News Room

Local-option bill needs Senate vote
April 6, 2009

The fundamentals of Carona's bill are sound. The measure allows county elections on new transportation projects and new taxes and fees to fund them. Communities could choose to expand the region's transit network -- a goal of local leaders for more than five years; Dallas and other DART cities could build roads or make other transportation improvements.

Written by Editorial, The Dallas Morning News

Regionalroads2007

North Texas support for a local-option transportation bill is shaping up in the state Senate as befits a traffic-choked metro area.

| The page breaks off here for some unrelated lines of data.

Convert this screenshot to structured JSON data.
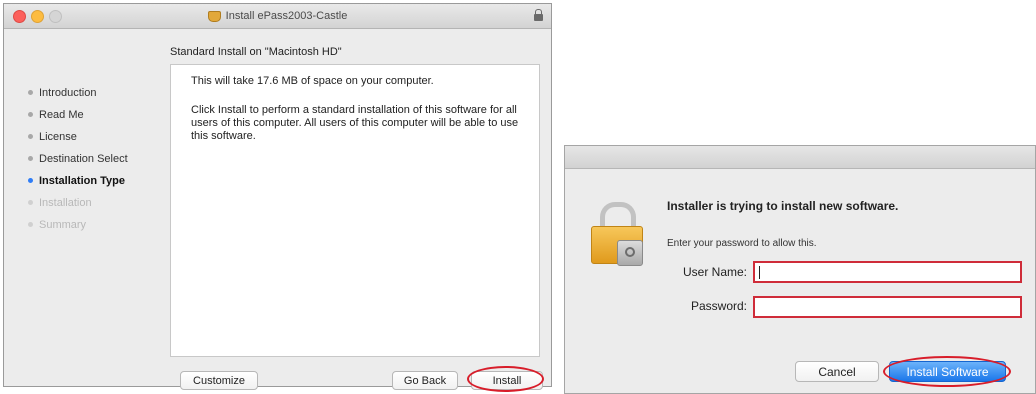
{
  "installer": {
    "window_title": "Install ePass2003-Castle",
    "heading": "Standard Install on \"Macintosh HD\"",
    "steps": [
      {
        "label": "Introduction",
        "state": "done"
      },
      {
        "label": "Read Me",
        "state": "done"
      },
      {
        "label": "License",
        "state": "done"
      },
      {
        "label": "Destination Select",
        "state": "done"
      },
      {
        "label": "Installation Type",
        "state": "active"
      },
      {
        "label": "Installation",
        "state": "future"
      },
      {
        "label": "Summary",
        "state": "future"
      }
    ],
    "space_text": "This will take 17.6 MB of space on your computer.",
    "description": "Click Install to perform a standard installation of this software for all users of this computer. All users of this computer will be able to use this software.",
    "buttons": {
      "customize": "Customize",
      "go_back": "Go Back",
      "install": "Install"
    }
  },
  "auth_dialog": {
    "title": "Installer is trying to install new software.",
    "subtitle": "Enter your password to allow this.",
    "username_label": "User Name:",
    "username_value": "",
    "password_label": "Password:",
    "password_value": "",
    "cancel_label": "Cancel",
    "install_software_label": "Install Software"
  },
  "colors": {
    "highlight_red": "#d81d2a",
    "active_step_dot": "#2f7df6",
    "default_button_blue": "#1b77ea",
    "lock_gold": "#e09a1c"
  },
  "icons": [
    "package-icon",
    "lock-icon",
    "padlock-icon"
  ]
}
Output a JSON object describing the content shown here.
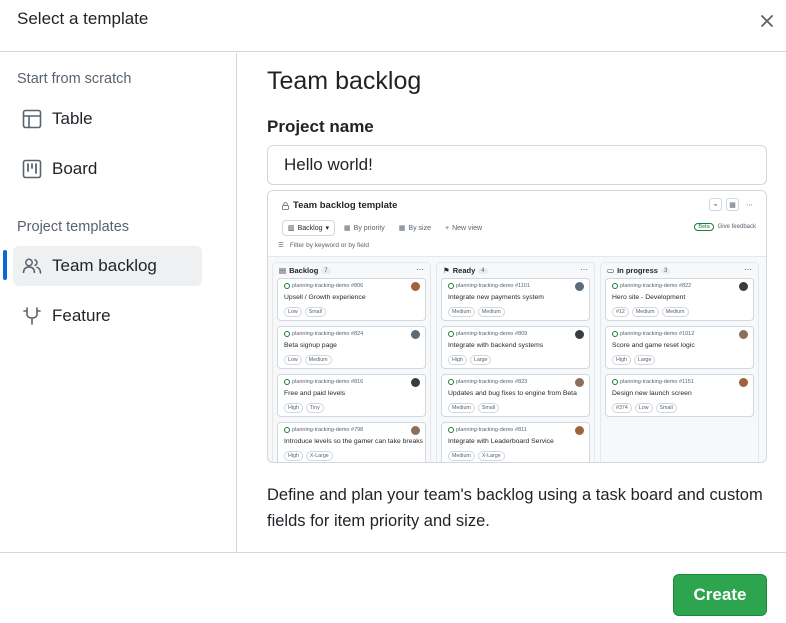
{
  "dialog": {
    "title": "Select a template",
    "close_icon": "x-icon"
  },
  "sidebar": {
    "scratch_label": "Start from scratch",
    "scratch_items": [
      {
        "label": "Table",
        "icon": "table-icon"
      },
      {
        "label": "Board",
        "icon": "board-icon"
      }
    ],
    "templates_label": "Project templates",
    "template_items": [
      {
        "label": "Team backlog",
        "icon": "people-icon",
        "selected": true
      },
      {
        "label": "Feature",
        "icon": "beaker-icon",
        "selected": false
      }
    ],
    "accent_color": "#0969da"
  },
  "main": {
    "heading": "Team backlog",
    "field_label": "Project name",
    "project_name_value": "Hello world!",
    "description": "Define and plan your team's backlog using a task board and custom fields for item priority and size."
  },
  "preview": {
    "title": "Team backlog template",
    "tabs": [
      {
        "label": "Backlog"
      },
      {
        "label": "By priority"
      },
      {
        "label": "By size"
      },
      {
        "label": "New view"
      }
    ],
    "beta_badge": "Beta",
    "feedback_label": "Give feedback",
    "filter_placeholder": "Filter by keyword or by field",
    "columns": [
      {
        "name": "Backlog",
        "count": "7",
        "cards": [
          {
            "ref": "planning-tracking-demo #806",
            "title": "Upsell / Growth experience",
            "tags": [
              "Low",
              "Small"
            ]
          },
          {
            "ref": "planning-tracking-demo #824",
            "title": "Beta signup page",
            "tags": [
              "Low",
              "Medium"
            ]
          },
          {
            "ref": "planning-tracking-demo #816",
            "title": "Free and paid levels",
            "tags": [
              "High",
              "Tiny"
            ]
          },
          {
            "ref": "planning-tracking-demo #798",
            "title": "Introduce levels so the gamer can take breaks",
            "tags": [
              "High",
              "X-Large"
            ]
          }
        ]
      },
      {
        "name": "Ready",
        "count": "4",
        "cards": [
          {
            "ref": "planning-tracking-demo #1101",
            "title": "Integrate new payments system",
            "tags": [
              "Medium",
              "Medium"
            ]
          },
          {
            "ref": "planning-tracking-demo #809",
            "title": "Integrate with backend systems",
            "tags": [
              "High",
              "Large"
            ]
          },
          {
            "ref": "planning-tracking-demo #823",
            "title": "Updates and bug fixes to engine from Beta",
            "tags": [
              "Medium",
              "Small"
            ]
          },
          {
            "ref": "planning-tracking-demo #811",
            "title": "Integrate with Leaderboard Service",
            "tags": [
              "Medium",
              "X-Large"
            ]
          }
        ]
      },
      {
        "name": "In progress",
        "count": "3",
        "cards": [
          {
            "ref": "planning-tracking-demo #822",
            "title": "Hero site - Development",
            "tags": [
              "#12",
              "Medium",
              "Medium"
            ]
          },
          {
            "ref": "planning-tracking-demo #1012",
            "title": "Score and game reset logic",
            "tags": [
              "High",
              "Large"
            ]
          },
          {
            "ref": "planning-tracking-demo #1151",
            "title": "Design new launch screen",
            "tags": [
              "#374",
              "Low",
              "Small"
            ]
          }
        ]
      }
    ]
  },
  "footer": {
    "create_label": "Create",
    "create_color": "#2da44e"
  }
}
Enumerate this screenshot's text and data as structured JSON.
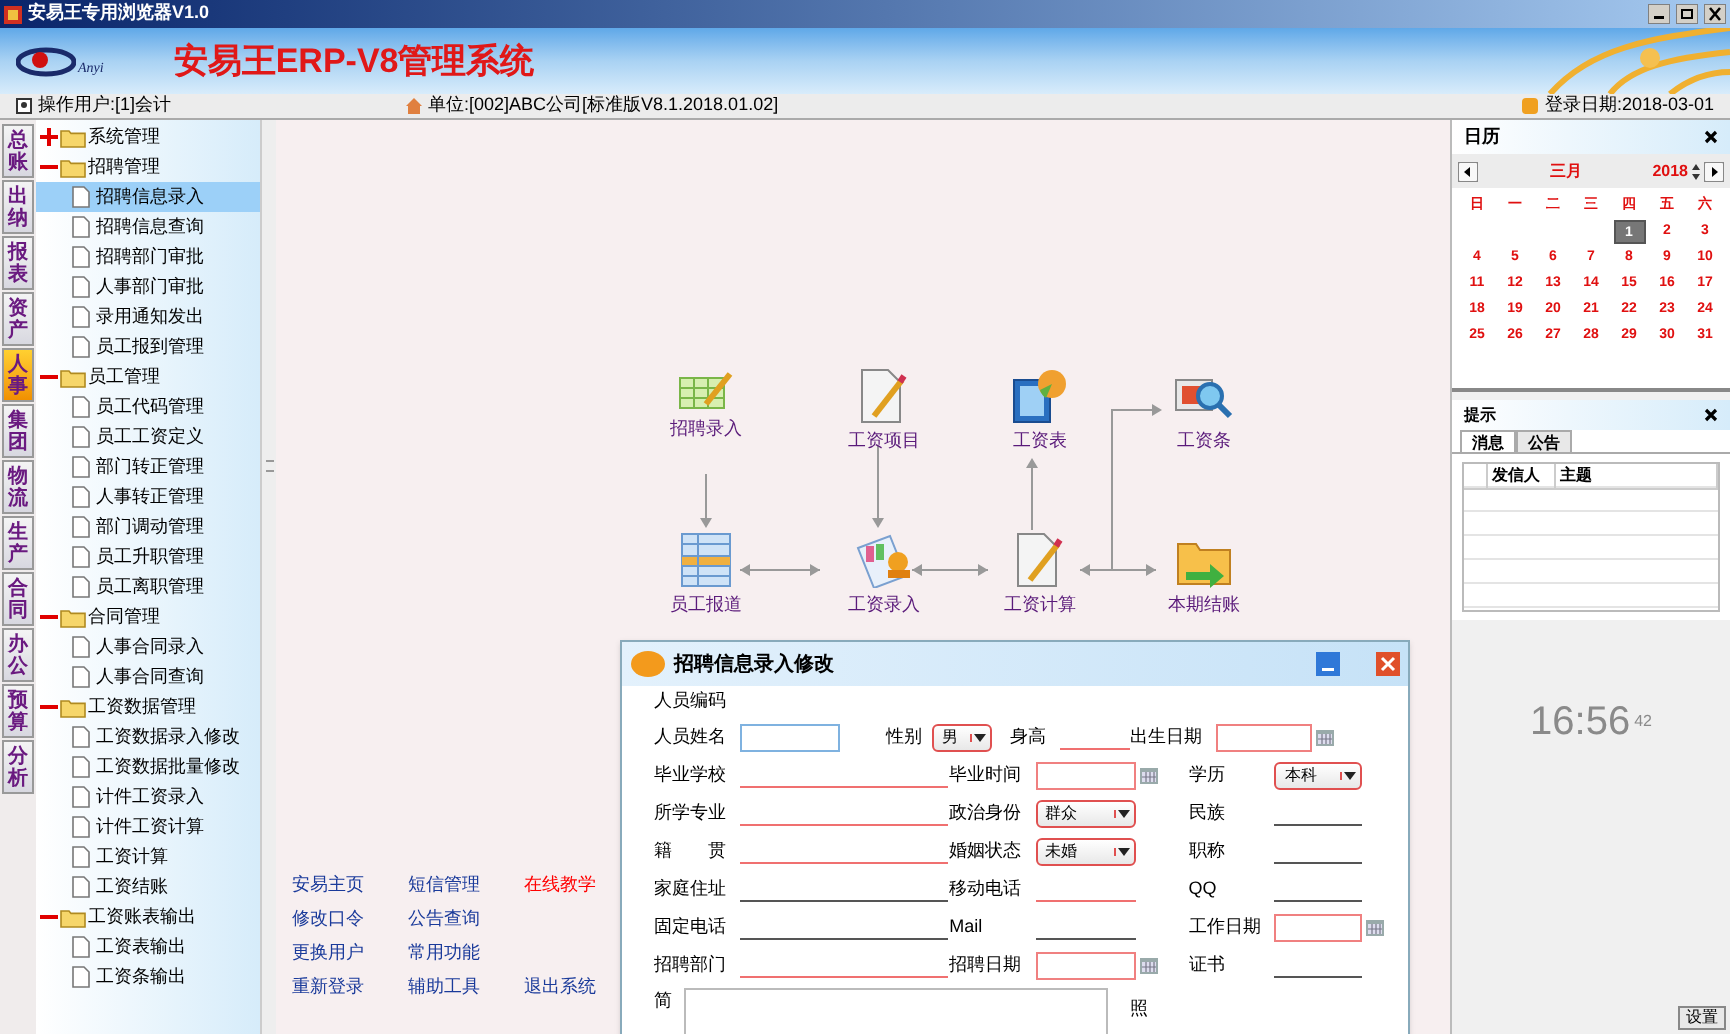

By our nose count, a majority of the region's nine-person delegation are solid or likely supporters of this important legislation. At stake is the right of voters to decide whether to raise new revenue to attack job-killing road congestion, and these members get it.

The remaining senators are still digesting details or working through apprehensions about the bill (SB 855) authored by Dallas Sen. John Carona. We urge them to get engaged quickly and become part of the effort to ease gridlock by expanding rail transit and improving roadways.

The bill may come up for full Senate consideration as early as this week, and strong North Texas backing will send a message about urgency. We urge Lt. Gov. David Dewhurst to give the bill the prompt hearing it deserves. Senators from Austin, San Antonio and El Paso have come aboard as supporters.

For years, state leaders have been negligent about meeting the transportation needs of metro areas. If they insist on freezing the gas tax at its 1991 level of 20 cents a gallon, and if they are unfazed by traffic congestion's toll on the quality of life and the economy, top leaders must at least let urban areas solve those problems themselves.

The fundamentals of Carona's bill are sound. The measure allows county elections on new transportation projects and new taxes and fees to fund them. Communities could choose to expand the region's transit network -- a goal of local leaders for more than five years; Dallas and other DART cities could build roads or make other transportation improvements.

As Sen. Florence Shapiro of Plano said in helping pass the bill out of committee, "Local voter determination of future transportation and mobility projects is what this is all about."